All the items listed above are sound examples of situations that cause us to put life on hold while the current life dilemma passes by. What we often fail to acknowledge is that every dilemma in life is generally followed by another dilemma. That's how life works. You either adapt your situation so that you can continue to grow, or you stay trapped in your current lane, forever.
That's how we stay locked in cages of our own design as the only seconds you will ever have tick right on by.
While I'm not proposing or intending for you to launch off the couch and begin working 80 hours to reach your dreams, I do believe today is the moment you take charge of the road ahead of you. There are 24 hours in a day and 8 of them are probably dedicated to work while another 8 should be dedicated to rest. That leaves 8 other hours to work with and I want you to take two of them to work on you.
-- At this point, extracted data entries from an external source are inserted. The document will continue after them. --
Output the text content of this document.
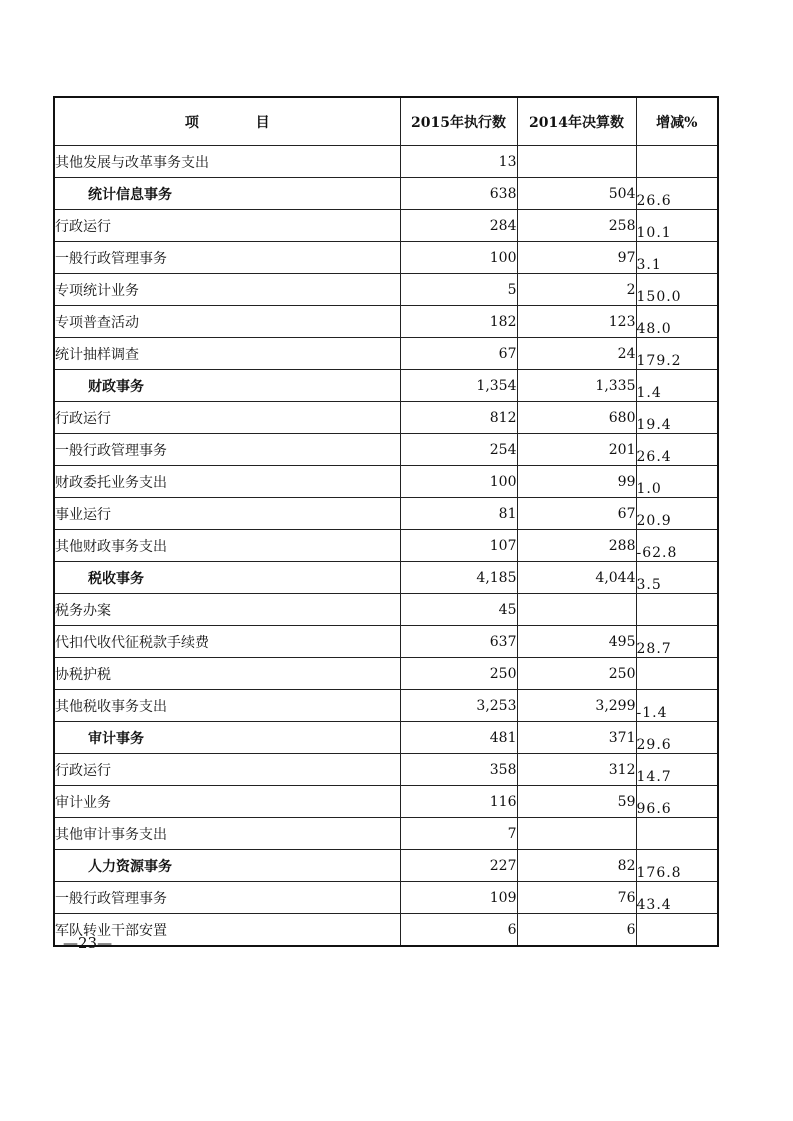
项 目	2015年执行数	2014年决算数	增减%
其他发展与改革事务支出	13		
统计信息事务	638	504	26.6
行政运行	284	258	10.1
一般行政管理事务	100	97	3.1
专项统计业务	5	2	150.0
专项普查活动	182	123	48.0
统计抽样调查	67	24	179.2
财政事务	1,354	1,335	1.4
行政运行	812	680	19.4
一般行政管理事务	254	201	26.4
财政委托业务支出	100	99	1.0
事业运行	81	67	20.9
其他财政事务支出	107	288	-62.8
税收事务	4,185	4,044	3.5
税务办案	45		
代扣代收代征税款手续费	637	495	28.7
协税护税	250	250	
其他税收事务支出	3,253	3,299	-1.4
审计事务	481	371	29.6
行政运行	358	312	14.7
审计业务	116	59	96.6
其他审计事务支出	7		
人力资源事务	227	82	176.8
一般行政管理事务	109	76	43.4
军队转业干部安置	6	6	
—23—
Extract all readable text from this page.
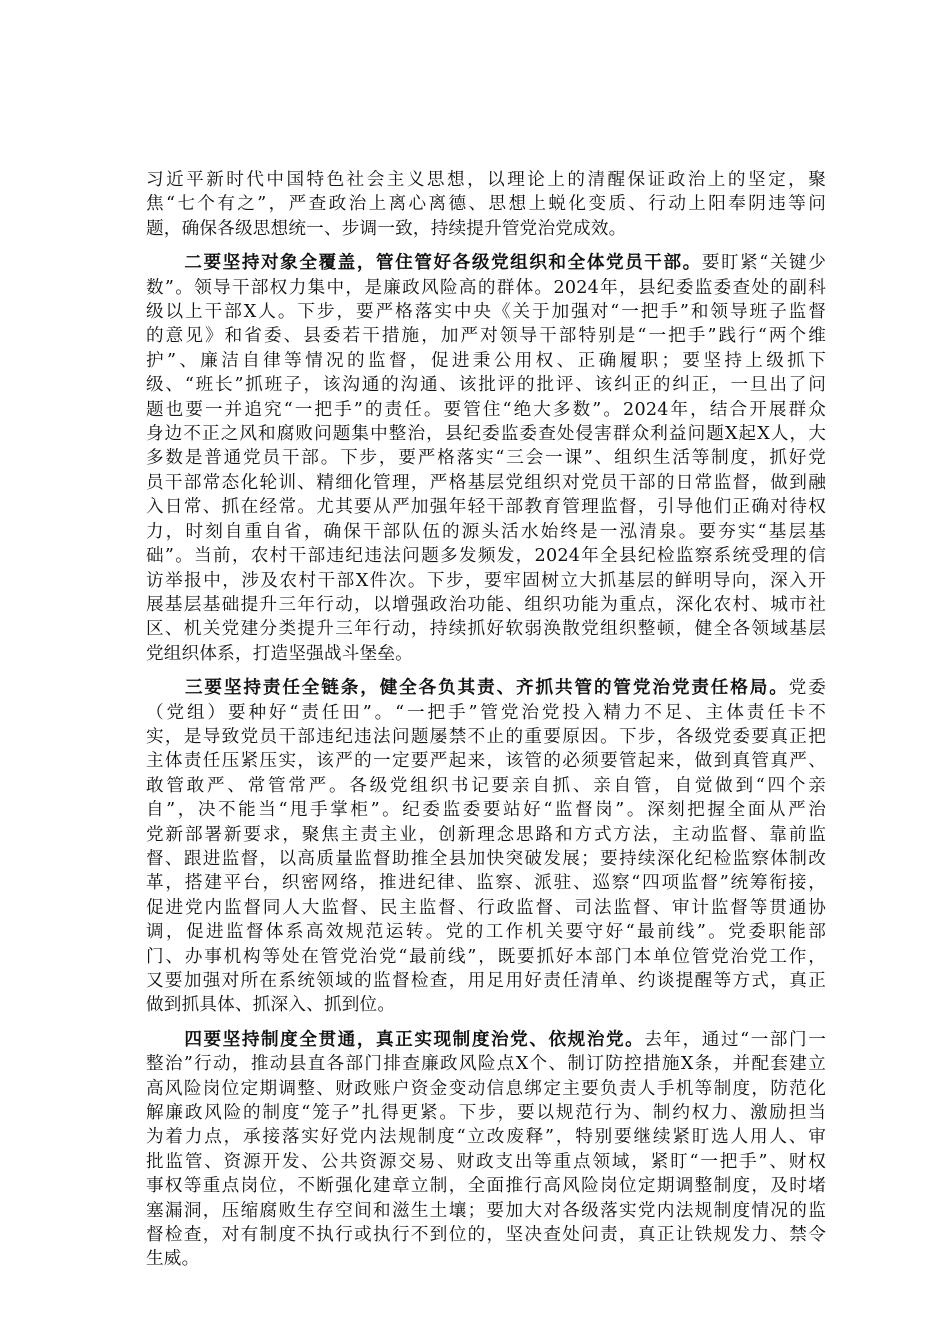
习近平新时代中国特色社会主义思想，以理论上的清醒保证政治上的坚定，聚
焦“七个有之”，严查政治上离心离德、思想上蜕化变质、行动上阳奉阴违等问
题，确保各级思想统一、步调一致，持续提升管党治党成效。
　　二要坚持对象全覆盖，管住管好各级党组织和全体党员干部。要盯紧“关键少
数”。领导干部权力集中，是廉政风险高的群体。2024年，县纪委监委查处的副科
级以上干部X人。下步，要严格落实中央《关于加强对“一把手”和领导班子监督
的意见》和省委、县委若干措施，加严对领导干部特别是“一把手”践行“两个维
护”、廉洁自律等情况的监督，促进秉公用权、正确履职；要坚持上级抓下
级、“班长”抓班子，该沟通的沟通、该批评的批评、该纠正的纠正，一旦出了问
题也要一并追究“一把手”的责任。要管住“绝大多数”。2024年，结合开展群众
身边不正之风和腐败问题集中整治，县纪委监委查处侵害群众利益问题X起X人，大
多数是普通党员干部。下步，要严格落实“三会一课”、组织生活等制度，抓好党
员干部常态化轮训、精细化管理，严格基层党组织对党员干部的日常监督，做到融
入日常、抓在经常。尤其要从严加强年轻干部教育管理监督，引导他们正确对待权
力，时刻自重自省，确保干部队伍的源头活水始终是一泓清泉。要夯实“基层基
础”。当前，农村干部违纪违法问题多发频发，2024年全县纪检监察系统受理的信
访举报中，涉及农村干部X件次。下步，要牢固树立大抓基层的鲜明导向，深入开
展基层基础提升三年行动，以增强政治功能、组织功能为重点，深化农村、城市社
区、机关党建分类提升三年行动，持续抓好软弱涣散党组织整顿，健全各领域基层
党组织体系，打造坚强战斗堡垒。
　　三要坚持责任全链条，健全各负其责、齐抓共管的管党治党责任格局。党委
（党组）要种好“责任田”。“一把手”管党治党投入精力不足、主体责任卡不
实，是导致党员干部违纪违法问题屡禁不止的重要原因。下步，各级党委要真正把
主体责任压紧压实，该严的一定要严起来，该管的必须要管起来，做到真管真严、
敢管敢严、常管常严。各级党组织书记要亲自抓、亲自管，自觉做到“四个亲
自”，决不能当“甩手掌柜”。纪委监委要站好“监督岗”。深刻把握全面从严治
党新部署新要求，聚焦主责主业，创新理念思路和方式方法，主动监督、靠前监
督、跟进监督，以高质量监督助推全县加快突破发展；要持续深化纪检监察体制改
革，搭建平台，织密网络，推进纪律、监察、派驻、巡察“四项监督”统筹衔接，
促进党内监督同人大监督、民主监督、行政监督、司法监督、审计监督等贯通协
调，促进监督体系高效规范运转。党的工作机关要守好“最前线”。党委职能部
门、办事机构等处在管党治党“最前线”，既要抓好本部门本单位管党治党工作，
又要加强对所在系统领域的监督检查，用足用好责任清单、约谈提醒等方式，真正
做到抓具体、抓深入、抓到位。
　　四要坚持制度全贯通，真正实现制度治党、依规治党。去年，通过“一部门一
整治”行动，推动县直各部门排查廉政风险点X个、制订防控措施X条，并配套建立
高风险岗位定期调整、财政账户资金变动信息绑定主要负责人手机等制度，防范化
解廉政风险的制度“笼子”扎得更紧。下步，要以规范行为、制约权力、激励担当
为着力点，承接落实好党内法规制度“立改废释”，特别要继续紧盯选人用人、审
批监管、资源开发、公共资源交易、财政支出等重点领域，紧盯“一把手”、财权
事权等重点岗位，不断强化建章立制，全面推行高风险岗位定期调整制度，及时堵
塞漏洞，压缩腐败生存空间和滋生土壤；要加大对各级落实党内法规制度情况的监
督检查，对有制度不执行或执行不到位的，坚决查处问责，真正让铁规发力、禁令
生威。
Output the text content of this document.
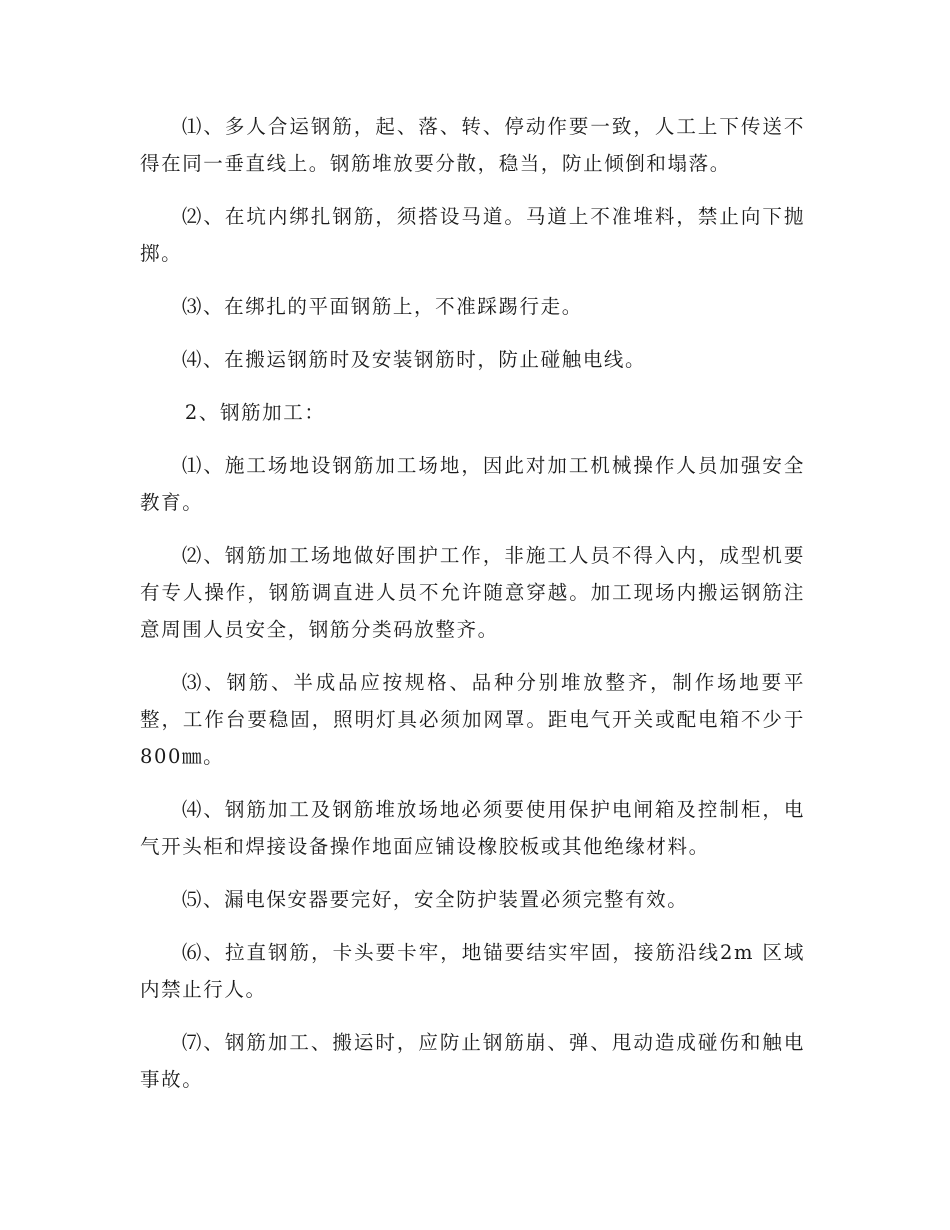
⑴、多人合运钢筋，起、落、转、停动作要一致，人工上下传送不得在同一垂直线上。钢筋堆放要分散，稳当，防止倾倒和塌落。

⑵、在坑内绑扎钢筋，须搭设马道。马道上不准堆料，禁止向下抛掷。

⑶、在绑扎的平面钢筋上，不准踩踢行走。

⑷、在搬运钢筋时及安装钢筋时，防止碰触电线。

2、钢筋加工：

⑴、施工场地设钢筋加工场地，因此对加工机械操作人员加强安全教育。

⑵、钢筋加工场地做好围护工作，非施工人员不得入内，成型机要有专人操作，钢筋调直进人员不允许随意穿越。加工现场内搬运钢筋注意周围人员安全，钢筋分类码放整齐。

⑶、钢筋、半成品应按规格、品种分别堆放整齐，制作场地要平整，工作台要稳固，照明灯具必须加网罩。距电气开关或配电箱不少于800㎜。

⑷、钢筋加工及钢筋堆放场地必须要使用保护电闸箱及控制柜，电气开头柜和焊接设备操作地面应铺设橡胶板或其他绝缘材料。

⑸、漏电保安器要完好，安全防护装置必须完整有效。

⑹、拉直钢筋，卡头要卡牢，地锚要结实牢固，接筋沿线2m 区域内禁止行人。

⑺、钢筋加工、搬运时，应防止钢筋崩、弹、甩动造成碰伤和触电事故。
Taking two hours away from the world doesn't require you to abandon your family. You might even be able to find that time by watching less YouTube. Perhaps toxic hours of time spent on Facebook will be a thing of the past. If you see your friends often after work, perhaps once a week going to be a neccessary sacrafice on the path to the more amazing you.
Now that you have the time, you have to determine what you are going to do with it. Regardless of what that is, being deliberate and consistent with your effort is just as important as rearranging your life to have the time available. Without commitment, nothing changes.
Be pragmatic. Take your personal growth seriously but also understand that it is a marathon — not a sprint. Any number of issues or distractions will present themselves and it will be so easy to simply let things get in the way. Stay on task and commit.
A little bit better, every single day is always better than waiting for perfect to never come.